Using the 9-box system to evaluate employee performance and potential is a key component of mentoring. If you can’t objectively discuss with someone in the organization where they are along these dimensions, it is difficult to provide meaningful mentorship. Institutionalize the 9 box and push your managers to have tough career discussions.

#5 – Mentor your PROS and career climbers differently

Long ago, I worked at PepsiCo (career mulligan #1 of 2), and Pepsi had a very defined method for building talent. I am probably not getting this all correct, but essentially, you end up with two types of people in the organization. PROs, were people who were never going to advance into management, but are extremely capable in their specialty. If you use a nine-box performance review method, these are people with limited upward growth, but they are tremendous performers. The other group of people is those who are climbing upwards, taking on new skills, learning.
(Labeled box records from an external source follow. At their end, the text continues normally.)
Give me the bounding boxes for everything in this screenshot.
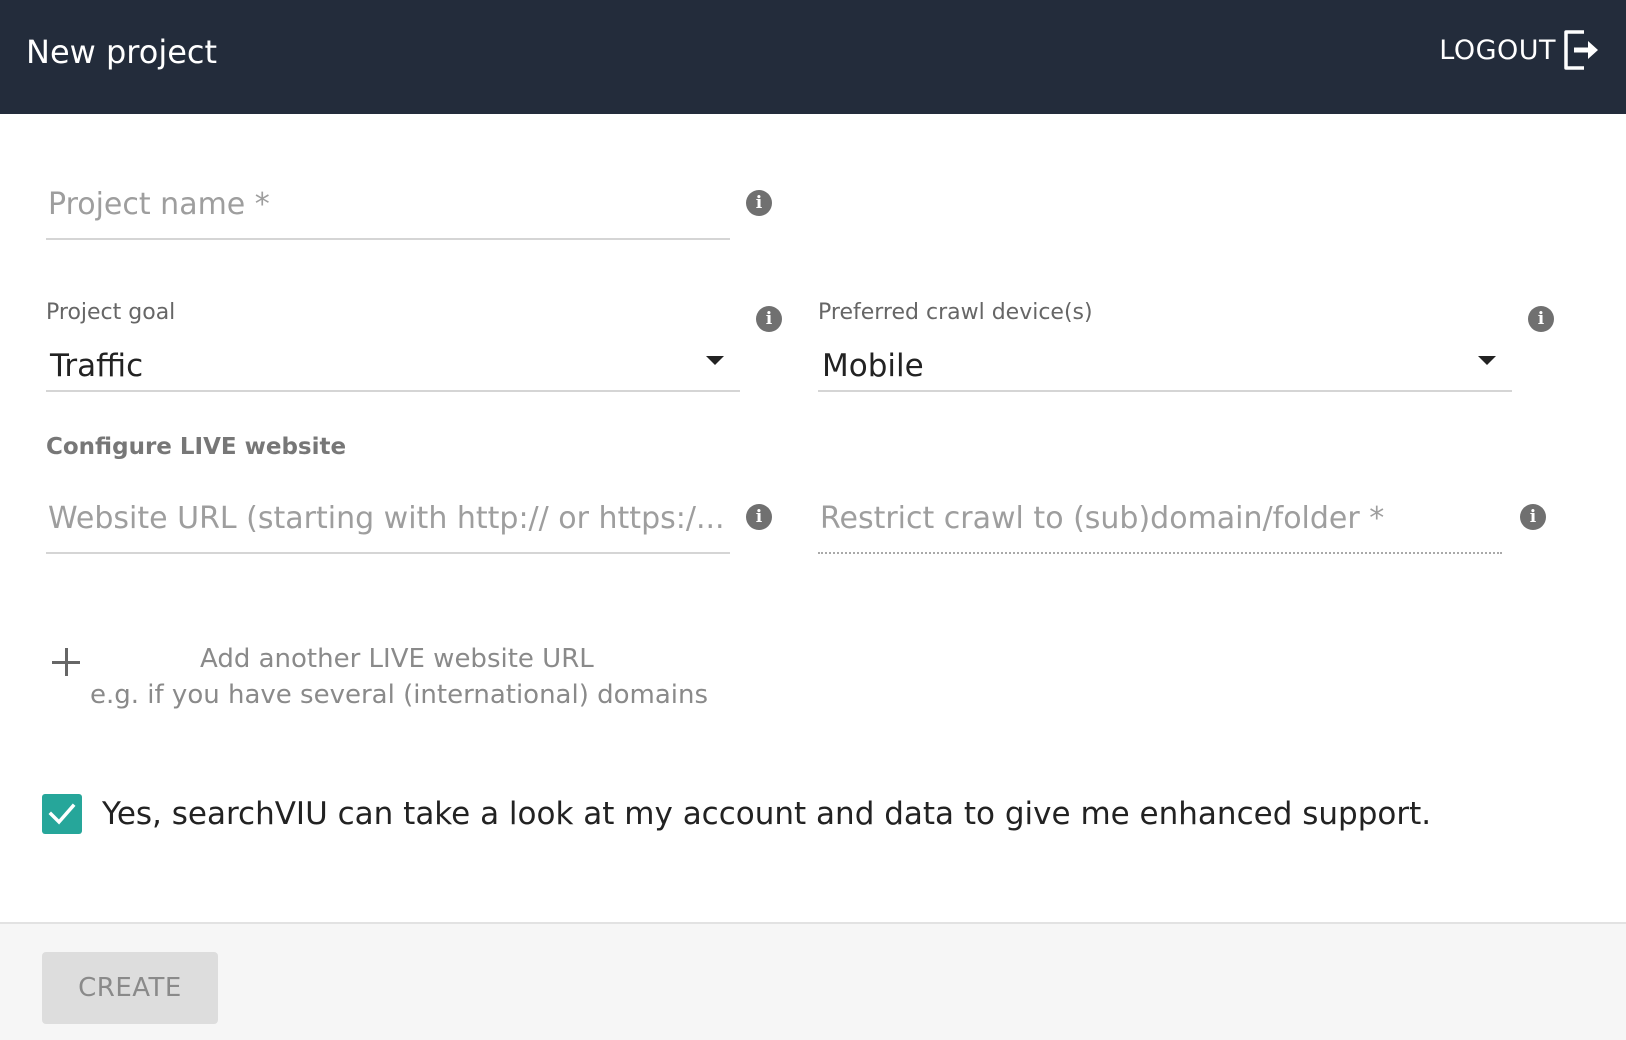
form-footer: CREATE — [0, 922, 1626, 1040]
info-icon[interactable]: i — [746, 190, 772, 216]
logout-button[interactable]: LOGOUT — [1439, 28, 1604, 72]
info-icon[interactable]: i — [756, 306, 782, 332]
add-url-hint: e.g. if you have several (international)… — [90, 680, 709, 710]
create-button[interactable]: CREATE — [42, 952, 218, 1024]
check-icon — [48, 803, 76, 825]
logout-icon — [1564, 30, 1598, 70]
info-icon[interactable]: i — [1520, 504, 1546, 530]
page-title: New project — [26, 33, 218, 71]
crawl-device-value: Mobile — [822, 348, 924, 384]
plus-icon — [52, 648, 80, 676]
section-title-live-website: Configure LIVE website — [46, 434, 347, 460]
app-header: New project LOGOUT — [0, 0, 1626, 114]
logout-label: LOGOUT — [1439, 34, 1556, 66]
add-url-label: Add another LIVE website URL — [200, 644, 594, 674]
project-goal-label: Project goal — [46, 300, 176, 325]
project-name-field[interactable] — [46, 170, 730, 240]
crawl-device-label: Preferred crawl device(s) — [818, 300, 1093, 325]
crawl-device-select[interactable]: Mobile — [818, 334, 1512, 392]
add-url-button[interactable]: Add another LIVE website URL e.g. if you… — [46, 634, 746, 724]
info-icon[interactable]: i — [1528, 306, 1554, 332]
consent-checkbox[interactable] — [42, 794, 82, 834]
consent-checkbox-row[interactable]: Yes, searchVIU can take a look at my acc… — [42, 794, 1431, 834]
project-form: i Project goal Traffic i Preferred crawl… — [0, 114, 1626, 922]
restrict-crawl-input[interactable] — [818, 484, 1502, 552]
project-goal-select[interactable]: Traffic — [46, 334, 740, 392]
project-goal-value: Traffic — [50, 348, 144, 384]
project-name-input[interactable] — [46, 170, 730, 238]
consent-label: Yes, searchVIU can take a look at my acc… — [102, 796, 1432, 832]
website-url-field[interactable] — [46, 484, 730, 554]
website-url-input[interactable] — [46, 484, 730, 552]
caret-down-icon — [1478, 356, 1496, 365]
info-icon[interactable]: i — [746, 504, 772, 530]
restrict-crawl-field[interactable] — [818, 484, 1502, 554]
caret-down-icon — [706, 356, 724, 365]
To run an effective marketing org, you need both types of people in the org. The question is the mix, but the commonality here is that performance for both groups is high. PROs are your bedrock, the stability, the people who know where all the bodies are buried. The career climbers sometimes have sharp elbows that need to be coached. Not all your career climbers will survive, or stay as you promote some and others become unwilling PROs stuck in a role.

From a mentorship standpoint, you want to make sure you have tools, programs, and experiences for both. A career climber wants a broad set of experiences to build out their marketing stack. A PRO wants to be a deep specialization in their role. Training and mentoring these two types of people is fundamentally different.

Being the cMo is critical to building a healthy, effective marketing organization. An organization filled with mentors and teachers is a joy to be a part of.